Abstract
In the pre-demolition assessment, the regulated audit process at the heart of urban mining, AI support must serve qualified auditors who remain accountable for the decisions taken. The relevant unit of value is not prediction accuracy alone, but the defensibility of the supported decisions: their legibility, plausibility, sourcing, and contestability. Explainable AI (XAI) techniques and domain knowledge graphs (KG) each address parts of this requirement, and existing taxonomies have cataloged their integration. The literature is descriptively rich but structurally under-specified: what remains less developed is a structural account of why specific integrations produce artifacts neither resource can provide alone. This paper offers a complementarity-theoretic interpretation grounded in the IS resource-based tradition.
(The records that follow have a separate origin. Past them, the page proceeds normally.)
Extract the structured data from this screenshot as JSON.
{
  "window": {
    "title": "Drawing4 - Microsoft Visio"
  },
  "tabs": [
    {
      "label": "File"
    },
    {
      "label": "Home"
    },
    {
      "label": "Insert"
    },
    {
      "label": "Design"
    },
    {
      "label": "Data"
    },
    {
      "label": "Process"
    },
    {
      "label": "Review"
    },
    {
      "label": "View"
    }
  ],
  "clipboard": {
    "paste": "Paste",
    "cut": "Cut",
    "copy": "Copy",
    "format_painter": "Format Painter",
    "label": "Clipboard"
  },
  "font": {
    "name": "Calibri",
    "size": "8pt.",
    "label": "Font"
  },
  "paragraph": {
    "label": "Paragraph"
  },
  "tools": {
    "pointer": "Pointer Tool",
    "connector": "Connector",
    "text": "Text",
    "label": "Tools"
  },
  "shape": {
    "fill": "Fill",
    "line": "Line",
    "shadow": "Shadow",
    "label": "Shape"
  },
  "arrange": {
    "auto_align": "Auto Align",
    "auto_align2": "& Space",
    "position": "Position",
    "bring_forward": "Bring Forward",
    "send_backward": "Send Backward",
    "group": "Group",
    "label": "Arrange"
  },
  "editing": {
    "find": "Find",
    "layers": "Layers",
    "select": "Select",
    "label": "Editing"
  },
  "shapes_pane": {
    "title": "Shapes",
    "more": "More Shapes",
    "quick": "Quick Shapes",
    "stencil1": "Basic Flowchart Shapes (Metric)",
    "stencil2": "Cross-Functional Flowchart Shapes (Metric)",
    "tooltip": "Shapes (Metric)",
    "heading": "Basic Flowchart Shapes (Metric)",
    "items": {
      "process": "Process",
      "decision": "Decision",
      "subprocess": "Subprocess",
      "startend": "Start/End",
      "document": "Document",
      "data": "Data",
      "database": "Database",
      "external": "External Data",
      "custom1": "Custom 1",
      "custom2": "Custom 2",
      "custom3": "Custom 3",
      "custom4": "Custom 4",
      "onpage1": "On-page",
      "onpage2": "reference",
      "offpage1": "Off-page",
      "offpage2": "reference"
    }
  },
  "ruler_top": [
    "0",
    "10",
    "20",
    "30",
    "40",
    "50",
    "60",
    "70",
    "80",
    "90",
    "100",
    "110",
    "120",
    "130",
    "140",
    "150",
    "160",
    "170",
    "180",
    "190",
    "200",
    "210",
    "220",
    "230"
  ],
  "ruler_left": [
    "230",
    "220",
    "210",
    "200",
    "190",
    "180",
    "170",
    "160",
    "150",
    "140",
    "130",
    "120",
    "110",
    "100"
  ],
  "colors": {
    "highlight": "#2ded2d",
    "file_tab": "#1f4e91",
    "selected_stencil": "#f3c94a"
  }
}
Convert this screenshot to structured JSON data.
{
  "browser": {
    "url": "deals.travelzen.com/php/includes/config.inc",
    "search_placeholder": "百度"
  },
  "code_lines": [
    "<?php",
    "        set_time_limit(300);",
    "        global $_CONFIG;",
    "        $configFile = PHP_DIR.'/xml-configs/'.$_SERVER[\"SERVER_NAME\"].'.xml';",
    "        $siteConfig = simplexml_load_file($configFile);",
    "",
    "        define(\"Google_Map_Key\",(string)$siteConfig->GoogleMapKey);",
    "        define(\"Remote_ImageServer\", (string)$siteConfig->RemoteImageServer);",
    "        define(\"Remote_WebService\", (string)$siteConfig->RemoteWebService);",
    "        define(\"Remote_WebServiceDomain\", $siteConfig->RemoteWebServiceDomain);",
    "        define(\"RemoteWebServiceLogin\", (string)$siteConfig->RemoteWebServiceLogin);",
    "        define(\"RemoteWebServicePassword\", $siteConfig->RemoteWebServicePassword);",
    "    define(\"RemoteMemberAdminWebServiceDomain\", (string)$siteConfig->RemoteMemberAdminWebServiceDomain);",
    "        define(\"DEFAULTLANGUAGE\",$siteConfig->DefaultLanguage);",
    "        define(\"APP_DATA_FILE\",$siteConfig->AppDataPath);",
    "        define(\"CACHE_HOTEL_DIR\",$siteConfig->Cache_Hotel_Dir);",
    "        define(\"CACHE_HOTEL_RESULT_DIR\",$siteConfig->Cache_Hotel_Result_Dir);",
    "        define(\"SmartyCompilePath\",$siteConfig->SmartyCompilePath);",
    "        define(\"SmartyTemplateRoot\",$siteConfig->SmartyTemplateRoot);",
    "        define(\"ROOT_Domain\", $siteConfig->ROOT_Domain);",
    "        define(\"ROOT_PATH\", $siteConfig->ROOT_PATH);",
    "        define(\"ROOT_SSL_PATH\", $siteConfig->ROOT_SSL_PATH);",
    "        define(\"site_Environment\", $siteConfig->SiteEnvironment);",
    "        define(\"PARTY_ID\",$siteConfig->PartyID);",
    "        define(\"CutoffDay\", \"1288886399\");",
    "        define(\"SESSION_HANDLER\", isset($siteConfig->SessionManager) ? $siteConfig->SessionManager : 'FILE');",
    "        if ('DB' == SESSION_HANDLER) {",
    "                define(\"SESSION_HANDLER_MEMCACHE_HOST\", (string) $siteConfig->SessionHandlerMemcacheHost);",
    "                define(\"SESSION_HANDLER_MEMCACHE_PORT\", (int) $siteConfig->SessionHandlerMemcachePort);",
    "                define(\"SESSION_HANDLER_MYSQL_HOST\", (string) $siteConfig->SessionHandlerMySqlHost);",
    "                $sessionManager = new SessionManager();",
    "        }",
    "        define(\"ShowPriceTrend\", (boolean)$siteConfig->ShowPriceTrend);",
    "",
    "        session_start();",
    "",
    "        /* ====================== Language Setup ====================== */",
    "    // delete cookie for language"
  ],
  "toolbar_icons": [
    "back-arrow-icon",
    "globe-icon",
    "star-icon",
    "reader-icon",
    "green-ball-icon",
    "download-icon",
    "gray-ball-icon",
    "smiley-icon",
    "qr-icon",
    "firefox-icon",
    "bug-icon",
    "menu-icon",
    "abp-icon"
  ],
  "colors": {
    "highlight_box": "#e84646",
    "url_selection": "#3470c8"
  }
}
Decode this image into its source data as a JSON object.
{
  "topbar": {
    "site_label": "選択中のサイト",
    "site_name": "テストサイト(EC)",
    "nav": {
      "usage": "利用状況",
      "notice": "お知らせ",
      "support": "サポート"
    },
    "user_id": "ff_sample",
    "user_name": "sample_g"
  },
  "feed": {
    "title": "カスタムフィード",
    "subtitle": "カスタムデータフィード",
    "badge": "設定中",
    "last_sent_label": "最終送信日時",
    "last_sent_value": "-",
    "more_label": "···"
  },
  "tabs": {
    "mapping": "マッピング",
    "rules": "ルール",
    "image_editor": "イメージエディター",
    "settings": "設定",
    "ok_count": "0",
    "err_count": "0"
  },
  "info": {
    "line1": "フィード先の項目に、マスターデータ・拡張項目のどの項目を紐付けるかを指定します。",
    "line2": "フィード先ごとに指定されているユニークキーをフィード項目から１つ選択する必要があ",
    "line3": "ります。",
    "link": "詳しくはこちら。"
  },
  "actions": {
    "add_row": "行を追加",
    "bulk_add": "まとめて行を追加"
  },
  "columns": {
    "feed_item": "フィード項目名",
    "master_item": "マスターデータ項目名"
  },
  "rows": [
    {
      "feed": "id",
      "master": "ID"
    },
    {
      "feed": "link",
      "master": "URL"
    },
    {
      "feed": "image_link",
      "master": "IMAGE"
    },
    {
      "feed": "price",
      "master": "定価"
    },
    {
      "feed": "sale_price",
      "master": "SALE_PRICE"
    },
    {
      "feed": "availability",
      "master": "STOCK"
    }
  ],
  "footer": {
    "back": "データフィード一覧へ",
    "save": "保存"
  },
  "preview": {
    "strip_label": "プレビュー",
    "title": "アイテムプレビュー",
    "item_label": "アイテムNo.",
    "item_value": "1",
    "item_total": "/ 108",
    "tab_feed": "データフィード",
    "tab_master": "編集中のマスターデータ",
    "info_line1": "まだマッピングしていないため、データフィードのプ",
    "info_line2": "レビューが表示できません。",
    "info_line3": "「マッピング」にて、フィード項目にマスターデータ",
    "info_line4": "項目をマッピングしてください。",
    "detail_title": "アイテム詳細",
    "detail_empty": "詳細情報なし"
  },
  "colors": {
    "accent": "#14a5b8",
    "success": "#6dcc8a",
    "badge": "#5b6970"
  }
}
We propose four consolidated KG-XAI integration modes (Lifting, Constraining, Typing, and Revising), each defined as a typed operation over XAI artifacts and knowledge-graph substrate structures. Each mode unlocks a distinct property of defensibility and contributes to the kind of regulatory artifact pre-demolition assessment demands. A fire-door example from the urban-mining process illustrates the modes using the W3C Linked Building Data stack and valuation extensions.
Blogger's Review: This paper delves into the complementarity of knowledge graphs and explainable AI in urban mining, emphasizing the defensibility of decision support. It provides fresh perspectives and integration modes, laying a theoretical foundation for future urban mining practices.